My comments are based solely on my own experience with employment at various goverment levels over 3 decades...but good luck in your venture


----------



## headfirst (Jun 29, 2011)

lliwnhoj said:


> where and how should i market my custom apparel business in local government offices?
> what department should i contact? is it the family and recreation office on every city? I live in azusa city within los angeles county california
> who should i contact? is it the director of family and recreation service on every city or do i need to talk to the purchasing department or the buyer?
> i need everyones help on these. I am a beginner. any tips, advices, comments, suggestions, recommendations base on your experience marketing in government
> ...


Usually this type of work is put out to bid. Around us the local municipalities run their own bid mailing lists. You get added to the list and then they send out the bid packet. 

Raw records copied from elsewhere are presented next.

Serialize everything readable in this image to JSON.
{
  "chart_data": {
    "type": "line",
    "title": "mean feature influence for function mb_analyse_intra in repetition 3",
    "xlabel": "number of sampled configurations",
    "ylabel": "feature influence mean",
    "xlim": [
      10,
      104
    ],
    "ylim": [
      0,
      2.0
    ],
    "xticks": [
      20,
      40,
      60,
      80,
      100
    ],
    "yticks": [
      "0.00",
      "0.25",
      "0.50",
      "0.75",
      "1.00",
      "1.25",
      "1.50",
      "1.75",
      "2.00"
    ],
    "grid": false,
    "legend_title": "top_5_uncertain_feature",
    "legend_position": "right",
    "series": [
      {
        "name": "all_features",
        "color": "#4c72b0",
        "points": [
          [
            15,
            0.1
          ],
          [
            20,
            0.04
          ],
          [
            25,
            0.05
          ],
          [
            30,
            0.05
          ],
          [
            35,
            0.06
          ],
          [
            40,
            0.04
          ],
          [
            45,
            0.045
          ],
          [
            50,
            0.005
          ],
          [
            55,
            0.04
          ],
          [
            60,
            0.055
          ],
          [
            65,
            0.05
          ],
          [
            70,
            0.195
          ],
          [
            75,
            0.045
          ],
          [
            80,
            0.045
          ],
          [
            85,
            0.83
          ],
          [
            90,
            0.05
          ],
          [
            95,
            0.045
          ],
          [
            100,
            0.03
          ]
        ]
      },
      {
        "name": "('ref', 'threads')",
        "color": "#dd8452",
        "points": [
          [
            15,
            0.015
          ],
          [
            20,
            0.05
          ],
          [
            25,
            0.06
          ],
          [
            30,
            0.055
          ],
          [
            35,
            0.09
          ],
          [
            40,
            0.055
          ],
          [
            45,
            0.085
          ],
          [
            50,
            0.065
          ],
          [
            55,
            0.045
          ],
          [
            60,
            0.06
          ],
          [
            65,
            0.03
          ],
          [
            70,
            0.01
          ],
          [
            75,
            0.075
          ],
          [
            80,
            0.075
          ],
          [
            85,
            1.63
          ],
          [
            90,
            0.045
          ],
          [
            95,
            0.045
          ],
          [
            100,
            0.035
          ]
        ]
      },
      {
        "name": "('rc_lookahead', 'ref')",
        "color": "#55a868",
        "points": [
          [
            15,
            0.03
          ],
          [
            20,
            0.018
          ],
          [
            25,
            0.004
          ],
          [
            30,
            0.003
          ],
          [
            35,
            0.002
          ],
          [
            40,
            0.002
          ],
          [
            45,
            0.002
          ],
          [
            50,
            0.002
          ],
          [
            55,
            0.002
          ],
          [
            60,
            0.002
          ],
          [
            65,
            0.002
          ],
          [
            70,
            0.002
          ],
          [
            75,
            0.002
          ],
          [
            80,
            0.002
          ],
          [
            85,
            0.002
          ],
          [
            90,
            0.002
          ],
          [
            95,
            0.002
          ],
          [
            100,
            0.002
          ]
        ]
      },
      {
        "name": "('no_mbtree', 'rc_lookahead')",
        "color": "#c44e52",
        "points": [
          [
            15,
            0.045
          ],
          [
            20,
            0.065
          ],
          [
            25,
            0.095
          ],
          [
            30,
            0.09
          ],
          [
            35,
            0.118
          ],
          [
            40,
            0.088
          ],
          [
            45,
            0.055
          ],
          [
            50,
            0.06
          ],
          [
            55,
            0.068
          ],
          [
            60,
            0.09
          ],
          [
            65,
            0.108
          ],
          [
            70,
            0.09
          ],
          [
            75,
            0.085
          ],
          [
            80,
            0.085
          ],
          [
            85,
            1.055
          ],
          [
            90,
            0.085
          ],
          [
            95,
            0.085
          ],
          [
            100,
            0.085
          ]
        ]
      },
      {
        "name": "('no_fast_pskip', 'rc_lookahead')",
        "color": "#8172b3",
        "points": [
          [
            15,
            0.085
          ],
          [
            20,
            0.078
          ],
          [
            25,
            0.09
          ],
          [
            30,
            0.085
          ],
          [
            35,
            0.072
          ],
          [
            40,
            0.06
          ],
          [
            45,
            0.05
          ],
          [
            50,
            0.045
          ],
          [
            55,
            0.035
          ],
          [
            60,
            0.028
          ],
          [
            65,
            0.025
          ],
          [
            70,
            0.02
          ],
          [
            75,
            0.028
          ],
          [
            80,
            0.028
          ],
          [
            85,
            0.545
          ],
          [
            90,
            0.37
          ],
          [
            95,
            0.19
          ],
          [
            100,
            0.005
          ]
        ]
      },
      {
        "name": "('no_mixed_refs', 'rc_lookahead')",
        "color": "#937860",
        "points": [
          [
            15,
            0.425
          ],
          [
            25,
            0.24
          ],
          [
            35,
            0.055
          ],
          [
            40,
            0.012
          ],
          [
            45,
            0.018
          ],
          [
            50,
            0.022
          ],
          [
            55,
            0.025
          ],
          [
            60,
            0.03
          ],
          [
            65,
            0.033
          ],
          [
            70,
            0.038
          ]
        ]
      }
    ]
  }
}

I've been to a few of the bid openings on projects like this and can tell you that you must compete the bid pack in full. Many of the bidders have lost bids by not completing the pack in full. Many of these even had the best price but because the bid pack wasn't completed in full it was discarded.


----------



## lliwnhoj (Jul 16, 2013)

Hi what di you mean by compete bid pack in full?? How do i do that? who should i talk to in local municipalities?? Is it the family and recreation service center?? Or directly to the puchasing dept?


----------



## charles95405 (Feb 1, 2007)

Most agencies have purchasing departments or a purchasing agent. You can get on the list by contacting them BUT it is not easy to win a bid. Further will require some sort of liability insurance.it is not an easy road to travel


----------



## lliwnhoj (Jul 16, 2013)

Is it worth it to try for a beginner in tshirt printing business like me enter it?? What do you suggest?? I just start out with just small time deal with friends and gradually enter into that arena later on?? As a bussiness man, as much as possible i want to get big deals right away formore income. I think when it comes to business competitive advantagt, i have big advantage when it comes to price because i do everything at home. I have very low overhead cost. no employees no rent no nothing. what do you think? Where and how could i get big deals?


----------



## gorilladiver (Oct 25, 2011)

as far as local government (city, county, state) the first step is to contact the Purchasing or Finance office to request a Vendor Application Form. Once your application is approved it will be on file for the other government departments to access it and they will contact you if they have a need for your services. Often they are required to get quotes from several different vendors. At least that's how it works in North Carolina.


----------



## charles95405 (Feb 1, 2007)

For a beginner trying to do big deals right out of the starting gate when working from home may be a recipe for failure. You not have ability to do the quality and quantity that is desired in your target market. In addition you should make sure you have a sales tax permit if required in your state and that you have a local business license and a zoning approval for a out of home business. You don't say what your main method is. Make sure it is permitted in your area.
I suggest you start slow build up your customer base before attempting to compete with the larger companies.the fact you work from home with no employees or over head is not necessarily a decision factor by official agencies.


----------



## superD70 (Dec 22, 2010)

What Charles said, I also run an auto body repair shop and have a GSA contract to do repairs on govt. fleet vehicles, it is a lengthy process to be approved, I had to provide proof of 1 million $ garage keepers insurance and that all my techs are up to date in their certifications, certificates of destruction on all my hazardous waste, etc.
I'm glad we did it as we are the only shop in a 500 mile radius that can work on their vehicles but sometimes it takes 30 days to get paid, and that can hurt when we are talking about 5-10K $ with half that spent on parts.
I'm sure the process is similar with all services, you should be able to get details on becoming a vendor on your states website


----------